Start Date Set for Japanese Carrier Merger


Kawasaki Kisen Kaisha (K Line), Mitsui OSK Lines (MOL), and Nippon Yusen Kabushiki Kaisha (NYK) have set the launch date for a new joint venture that will operate under the tradename 'Ocean Network Express' on April 1, 2018.

The venture plans to merge the three companies’ container shipping and worldwide terminal operation businesses, excluding those in Japan, as previously announced in a notice of the agreement on October 31, 2016.

It is still not clear if the US is prepared to accept the agreement as the Federal Maritime Commission (FMC) recently threw out an application by the three carrier lines.

The FMC stated that the reason was “due to the tripartite agreement falling outside the jurisdiction of the Shipping Act of 1984”.

As a single merged company, it would be the world’s sixth biggest container operator and represent a 7% share of the global market.

It is estimated that the three Japanese ocean carrier lines will save approximately US$1 billion each year.

Establishment of a holding company is currently planned in Japan, and an operating company is planned to be incorporated in Singapore.

In addition, regional headquarters of the operating company will be set up in Singapore, Hong Kong, United Kingdom (London), United States (Richmond, VA), and Brazil (Sao Paulo).

An announcement by K Line said: “The move will allow Ocean Network Express to better meet customers’ needs by providing high-quality, competitive services through the consolidation and enhancement of the three companies’ global network and service structures.
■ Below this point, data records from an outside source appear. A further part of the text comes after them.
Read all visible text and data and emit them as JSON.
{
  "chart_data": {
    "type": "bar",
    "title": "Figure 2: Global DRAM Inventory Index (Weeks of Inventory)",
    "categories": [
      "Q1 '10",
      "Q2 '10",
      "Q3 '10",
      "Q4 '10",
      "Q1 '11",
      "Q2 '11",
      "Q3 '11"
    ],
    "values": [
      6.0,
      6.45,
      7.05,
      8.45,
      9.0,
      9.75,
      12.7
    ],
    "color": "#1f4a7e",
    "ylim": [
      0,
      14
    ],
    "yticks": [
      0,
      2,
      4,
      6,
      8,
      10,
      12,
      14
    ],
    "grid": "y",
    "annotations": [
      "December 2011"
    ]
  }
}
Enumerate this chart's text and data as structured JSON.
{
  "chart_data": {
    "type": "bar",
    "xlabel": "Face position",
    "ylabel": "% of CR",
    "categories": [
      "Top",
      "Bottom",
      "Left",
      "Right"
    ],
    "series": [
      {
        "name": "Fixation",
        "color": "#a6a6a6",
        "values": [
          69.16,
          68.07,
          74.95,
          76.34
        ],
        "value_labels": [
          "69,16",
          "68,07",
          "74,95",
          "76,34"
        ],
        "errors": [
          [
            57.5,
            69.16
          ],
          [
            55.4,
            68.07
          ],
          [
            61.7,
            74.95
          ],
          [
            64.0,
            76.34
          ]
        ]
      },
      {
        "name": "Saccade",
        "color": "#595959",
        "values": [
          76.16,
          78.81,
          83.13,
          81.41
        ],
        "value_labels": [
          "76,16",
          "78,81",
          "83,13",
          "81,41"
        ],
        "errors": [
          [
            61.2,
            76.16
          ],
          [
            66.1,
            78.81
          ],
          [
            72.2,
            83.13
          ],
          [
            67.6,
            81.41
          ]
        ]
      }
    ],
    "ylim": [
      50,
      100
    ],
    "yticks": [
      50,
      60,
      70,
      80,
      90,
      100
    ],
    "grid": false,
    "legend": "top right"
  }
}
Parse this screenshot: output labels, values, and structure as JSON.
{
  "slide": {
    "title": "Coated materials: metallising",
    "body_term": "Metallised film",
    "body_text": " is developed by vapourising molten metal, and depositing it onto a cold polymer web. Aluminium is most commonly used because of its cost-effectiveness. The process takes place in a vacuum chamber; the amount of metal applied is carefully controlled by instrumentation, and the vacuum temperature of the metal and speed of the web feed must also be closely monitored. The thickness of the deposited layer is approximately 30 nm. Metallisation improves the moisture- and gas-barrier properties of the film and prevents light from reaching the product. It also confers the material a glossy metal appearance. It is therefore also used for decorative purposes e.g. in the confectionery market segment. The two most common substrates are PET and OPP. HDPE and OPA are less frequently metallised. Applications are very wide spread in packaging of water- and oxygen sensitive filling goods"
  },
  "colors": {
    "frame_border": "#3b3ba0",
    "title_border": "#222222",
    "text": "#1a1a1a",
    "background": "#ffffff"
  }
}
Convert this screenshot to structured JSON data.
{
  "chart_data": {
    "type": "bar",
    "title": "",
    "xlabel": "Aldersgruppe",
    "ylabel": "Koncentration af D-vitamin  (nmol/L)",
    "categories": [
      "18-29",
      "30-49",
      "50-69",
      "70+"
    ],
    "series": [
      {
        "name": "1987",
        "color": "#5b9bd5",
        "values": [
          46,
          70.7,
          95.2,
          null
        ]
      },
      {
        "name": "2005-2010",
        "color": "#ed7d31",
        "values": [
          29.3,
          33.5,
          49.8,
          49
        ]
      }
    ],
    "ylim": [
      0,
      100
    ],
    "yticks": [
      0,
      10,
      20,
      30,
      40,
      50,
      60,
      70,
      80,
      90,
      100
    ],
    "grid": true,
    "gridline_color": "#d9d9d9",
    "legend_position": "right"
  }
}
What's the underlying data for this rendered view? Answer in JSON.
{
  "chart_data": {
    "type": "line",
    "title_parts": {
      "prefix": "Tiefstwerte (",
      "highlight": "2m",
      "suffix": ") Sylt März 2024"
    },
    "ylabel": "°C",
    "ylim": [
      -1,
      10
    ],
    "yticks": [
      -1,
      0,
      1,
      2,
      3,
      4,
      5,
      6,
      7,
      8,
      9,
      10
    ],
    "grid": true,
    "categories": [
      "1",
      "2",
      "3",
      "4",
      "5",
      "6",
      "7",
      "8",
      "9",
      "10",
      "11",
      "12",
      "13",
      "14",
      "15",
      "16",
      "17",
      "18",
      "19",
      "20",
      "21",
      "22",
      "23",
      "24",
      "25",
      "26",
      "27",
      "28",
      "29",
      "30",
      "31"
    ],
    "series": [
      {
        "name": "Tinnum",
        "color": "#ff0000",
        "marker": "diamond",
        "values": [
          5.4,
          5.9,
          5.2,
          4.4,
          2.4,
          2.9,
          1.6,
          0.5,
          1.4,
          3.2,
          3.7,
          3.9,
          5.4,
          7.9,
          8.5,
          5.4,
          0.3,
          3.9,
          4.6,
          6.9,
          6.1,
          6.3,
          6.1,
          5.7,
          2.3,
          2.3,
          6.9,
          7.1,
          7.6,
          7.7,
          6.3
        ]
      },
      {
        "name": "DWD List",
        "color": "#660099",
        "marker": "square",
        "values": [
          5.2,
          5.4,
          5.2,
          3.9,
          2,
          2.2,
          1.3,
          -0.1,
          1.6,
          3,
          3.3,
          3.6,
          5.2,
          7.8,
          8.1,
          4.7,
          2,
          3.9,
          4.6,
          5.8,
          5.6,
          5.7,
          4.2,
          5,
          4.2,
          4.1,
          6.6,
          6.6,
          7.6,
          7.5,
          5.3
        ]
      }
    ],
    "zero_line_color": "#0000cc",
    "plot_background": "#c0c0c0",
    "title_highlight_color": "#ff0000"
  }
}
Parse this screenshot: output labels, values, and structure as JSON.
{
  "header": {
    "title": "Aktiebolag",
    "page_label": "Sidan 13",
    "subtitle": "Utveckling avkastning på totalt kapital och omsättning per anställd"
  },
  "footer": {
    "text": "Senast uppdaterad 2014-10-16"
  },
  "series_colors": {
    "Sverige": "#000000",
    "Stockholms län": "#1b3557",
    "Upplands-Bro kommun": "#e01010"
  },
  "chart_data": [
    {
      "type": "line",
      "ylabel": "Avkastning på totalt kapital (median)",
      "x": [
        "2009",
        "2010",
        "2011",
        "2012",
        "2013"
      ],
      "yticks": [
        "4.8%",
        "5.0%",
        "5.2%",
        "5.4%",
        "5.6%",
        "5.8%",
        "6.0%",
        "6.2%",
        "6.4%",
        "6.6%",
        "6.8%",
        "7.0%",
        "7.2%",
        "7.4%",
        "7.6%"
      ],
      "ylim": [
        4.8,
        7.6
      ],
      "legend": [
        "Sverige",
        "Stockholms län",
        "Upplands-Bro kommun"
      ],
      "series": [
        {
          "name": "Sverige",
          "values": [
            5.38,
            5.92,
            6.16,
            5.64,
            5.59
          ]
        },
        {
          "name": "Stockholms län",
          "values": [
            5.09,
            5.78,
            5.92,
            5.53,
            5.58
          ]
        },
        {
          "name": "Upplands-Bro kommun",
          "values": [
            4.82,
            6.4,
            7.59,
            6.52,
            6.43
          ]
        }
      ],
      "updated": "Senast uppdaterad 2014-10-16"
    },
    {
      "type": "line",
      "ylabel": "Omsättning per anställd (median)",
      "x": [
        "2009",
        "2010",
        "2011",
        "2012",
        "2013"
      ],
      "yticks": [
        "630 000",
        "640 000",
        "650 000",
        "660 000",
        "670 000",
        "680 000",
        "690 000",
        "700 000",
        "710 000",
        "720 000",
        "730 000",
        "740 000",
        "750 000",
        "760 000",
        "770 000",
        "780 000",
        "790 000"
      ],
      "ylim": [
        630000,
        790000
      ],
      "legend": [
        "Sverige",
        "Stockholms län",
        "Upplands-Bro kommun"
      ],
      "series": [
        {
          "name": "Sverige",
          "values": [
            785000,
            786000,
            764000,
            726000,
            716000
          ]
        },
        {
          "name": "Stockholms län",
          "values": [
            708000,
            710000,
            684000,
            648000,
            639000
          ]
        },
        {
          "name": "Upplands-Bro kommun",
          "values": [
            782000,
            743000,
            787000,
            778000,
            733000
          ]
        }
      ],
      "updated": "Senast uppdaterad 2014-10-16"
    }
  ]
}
“The establishment of new joint venture will officially be announced once all anti-trust reviews are completed.”

The merger may be able to help NYK Line and K Line return to profitability after the two carrier lines suffered multi-million dollar losses in the first nine months of the fiscal year beginning April 1, 2016.

After it reported a $168 million profit at the start of 2017, MOL set out a plan to increase the figure to US$1.337 billion to $1.782 billion by 2027 through improvements across all segments of the business, especially in containership operations.